Dance International: Creating Relationships: Choreographer Helen Pickett Builds Bonds Onstage and Off
By Cynthia Bond Perry
16 November 2018
To find a way into Helen Pickett’s creative existence, and the many worlds she creates, look to her characters.
In Pickett’s The Crucible — commissioned by Scottish Ballet and based on the play by Arthur Miller — Abigail Williams is a young teen traumatized by seeing her parents killed. Yearning to fit into the structure of the family where she is a servant, Abigail develops a crush on John Proctor, head of the household. Their affair is the tipping point, Pickett said, for a girl who is too young to understand the sexual encounter and, then, too emotionally fragile to recover from the ensuing rejection. With the role of Abigail, Pickett digs deep to unearth the layers of a character who will feed hysteria within her community to devastating effect.

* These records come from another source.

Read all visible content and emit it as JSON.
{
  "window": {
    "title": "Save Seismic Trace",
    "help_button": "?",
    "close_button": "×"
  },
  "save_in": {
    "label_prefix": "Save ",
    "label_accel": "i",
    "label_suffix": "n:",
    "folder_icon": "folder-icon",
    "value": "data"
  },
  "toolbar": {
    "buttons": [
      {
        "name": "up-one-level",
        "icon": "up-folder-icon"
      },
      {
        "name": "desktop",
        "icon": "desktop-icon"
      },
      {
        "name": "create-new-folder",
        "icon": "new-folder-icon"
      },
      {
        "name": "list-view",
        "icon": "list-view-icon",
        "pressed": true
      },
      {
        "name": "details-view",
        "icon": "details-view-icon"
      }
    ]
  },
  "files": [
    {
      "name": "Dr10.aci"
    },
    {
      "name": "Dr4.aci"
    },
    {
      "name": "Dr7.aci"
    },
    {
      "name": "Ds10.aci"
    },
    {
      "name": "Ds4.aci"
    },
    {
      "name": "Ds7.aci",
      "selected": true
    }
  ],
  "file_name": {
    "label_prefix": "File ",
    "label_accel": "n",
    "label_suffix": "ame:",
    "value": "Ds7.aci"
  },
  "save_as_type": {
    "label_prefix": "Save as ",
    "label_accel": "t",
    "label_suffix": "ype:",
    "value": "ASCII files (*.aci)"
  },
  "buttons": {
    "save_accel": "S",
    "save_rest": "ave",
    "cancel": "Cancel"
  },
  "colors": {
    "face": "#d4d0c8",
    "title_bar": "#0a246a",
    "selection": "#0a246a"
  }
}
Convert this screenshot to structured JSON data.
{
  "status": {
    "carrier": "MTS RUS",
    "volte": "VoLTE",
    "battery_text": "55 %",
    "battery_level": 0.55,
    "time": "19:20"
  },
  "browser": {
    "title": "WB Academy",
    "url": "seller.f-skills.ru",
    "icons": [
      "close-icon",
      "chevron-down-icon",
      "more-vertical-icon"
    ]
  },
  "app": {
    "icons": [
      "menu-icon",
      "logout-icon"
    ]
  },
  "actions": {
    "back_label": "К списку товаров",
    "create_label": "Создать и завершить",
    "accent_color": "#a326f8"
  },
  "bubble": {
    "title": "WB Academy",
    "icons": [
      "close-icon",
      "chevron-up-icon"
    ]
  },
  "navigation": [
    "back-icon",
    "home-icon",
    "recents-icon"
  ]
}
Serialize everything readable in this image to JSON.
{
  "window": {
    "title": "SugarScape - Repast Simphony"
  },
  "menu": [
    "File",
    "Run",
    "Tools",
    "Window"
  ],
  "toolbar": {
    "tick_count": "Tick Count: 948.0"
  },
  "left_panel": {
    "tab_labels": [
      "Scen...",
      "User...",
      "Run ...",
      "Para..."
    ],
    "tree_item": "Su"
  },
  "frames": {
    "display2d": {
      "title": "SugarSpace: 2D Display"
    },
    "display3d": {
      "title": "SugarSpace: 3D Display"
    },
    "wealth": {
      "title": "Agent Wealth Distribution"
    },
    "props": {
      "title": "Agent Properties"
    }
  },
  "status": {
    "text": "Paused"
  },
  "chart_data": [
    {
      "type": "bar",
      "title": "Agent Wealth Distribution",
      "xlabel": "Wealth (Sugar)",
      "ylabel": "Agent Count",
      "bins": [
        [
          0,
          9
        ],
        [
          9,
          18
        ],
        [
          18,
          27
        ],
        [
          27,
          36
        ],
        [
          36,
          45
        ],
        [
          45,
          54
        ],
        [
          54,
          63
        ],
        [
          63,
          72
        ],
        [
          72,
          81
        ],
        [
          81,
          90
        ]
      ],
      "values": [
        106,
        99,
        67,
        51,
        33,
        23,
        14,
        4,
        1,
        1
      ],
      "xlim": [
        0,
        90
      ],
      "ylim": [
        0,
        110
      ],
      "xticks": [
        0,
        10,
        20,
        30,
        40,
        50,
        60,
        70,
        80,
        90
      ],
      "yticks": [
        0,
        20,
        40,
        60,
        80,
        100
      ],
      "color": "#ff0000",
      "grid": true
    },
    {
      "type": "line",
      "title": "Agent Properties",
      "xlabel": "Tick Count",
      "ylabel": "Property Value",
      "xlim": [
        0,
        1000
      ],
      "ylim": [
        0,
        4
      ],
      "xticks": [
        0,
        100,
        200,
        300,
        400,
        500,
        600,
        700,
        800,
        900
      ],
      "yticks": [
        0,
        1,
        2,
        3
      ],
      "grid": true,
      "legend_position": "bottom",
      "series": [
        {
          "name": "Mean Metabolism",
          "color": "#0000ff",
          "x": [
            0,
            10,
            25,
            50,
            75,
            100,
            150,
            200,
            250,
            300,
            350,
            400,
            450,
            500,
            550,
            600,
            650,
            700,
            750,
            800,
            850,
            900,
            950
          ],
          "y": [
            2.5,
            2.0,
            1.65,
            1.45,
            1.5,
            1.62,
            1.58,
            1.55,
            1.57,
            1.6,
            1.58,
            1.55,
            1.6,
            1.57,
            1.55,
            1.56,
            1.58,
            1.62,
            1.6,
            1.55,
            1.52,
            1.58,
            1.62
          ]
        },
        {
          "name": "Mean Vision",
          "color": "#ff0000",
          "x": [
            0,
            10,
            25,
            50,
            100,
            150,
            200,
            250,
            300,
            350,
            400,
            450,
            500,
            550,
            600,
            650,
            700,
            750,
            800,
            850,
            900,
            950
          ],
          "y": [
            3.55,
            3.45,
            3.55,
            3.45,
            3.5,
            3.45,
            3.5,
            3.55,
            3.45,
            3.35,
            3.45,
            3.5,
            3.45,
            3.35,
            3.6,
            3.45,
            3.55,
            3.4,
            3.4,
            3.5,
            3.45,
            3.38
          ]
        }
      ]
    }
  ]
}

Set to premiere at the 2019 Edinburgh International Festival, The Crucible is the centrepiece of Scottish Ballet’s 50th anniversary season. When we met in the lobby of New York’s Joyce Theater last spring, Pickett was in the thick of creation, in between trips to Glasgow, Tulsa, San Francisco, Oklahoma City and Charlotte, North Carolina, where five of her ballets were in various stages of planning, rehearsal and production.
Pickett is a contemporary ballet choreographer of substance, with deep convictions, an effervescent sense of humour and a wide-ranging intellect. She is also one of few women working in the ballet world’s higher levels, and one of fewer still who are tackling full-length narrative ballets of serious dramatic heft.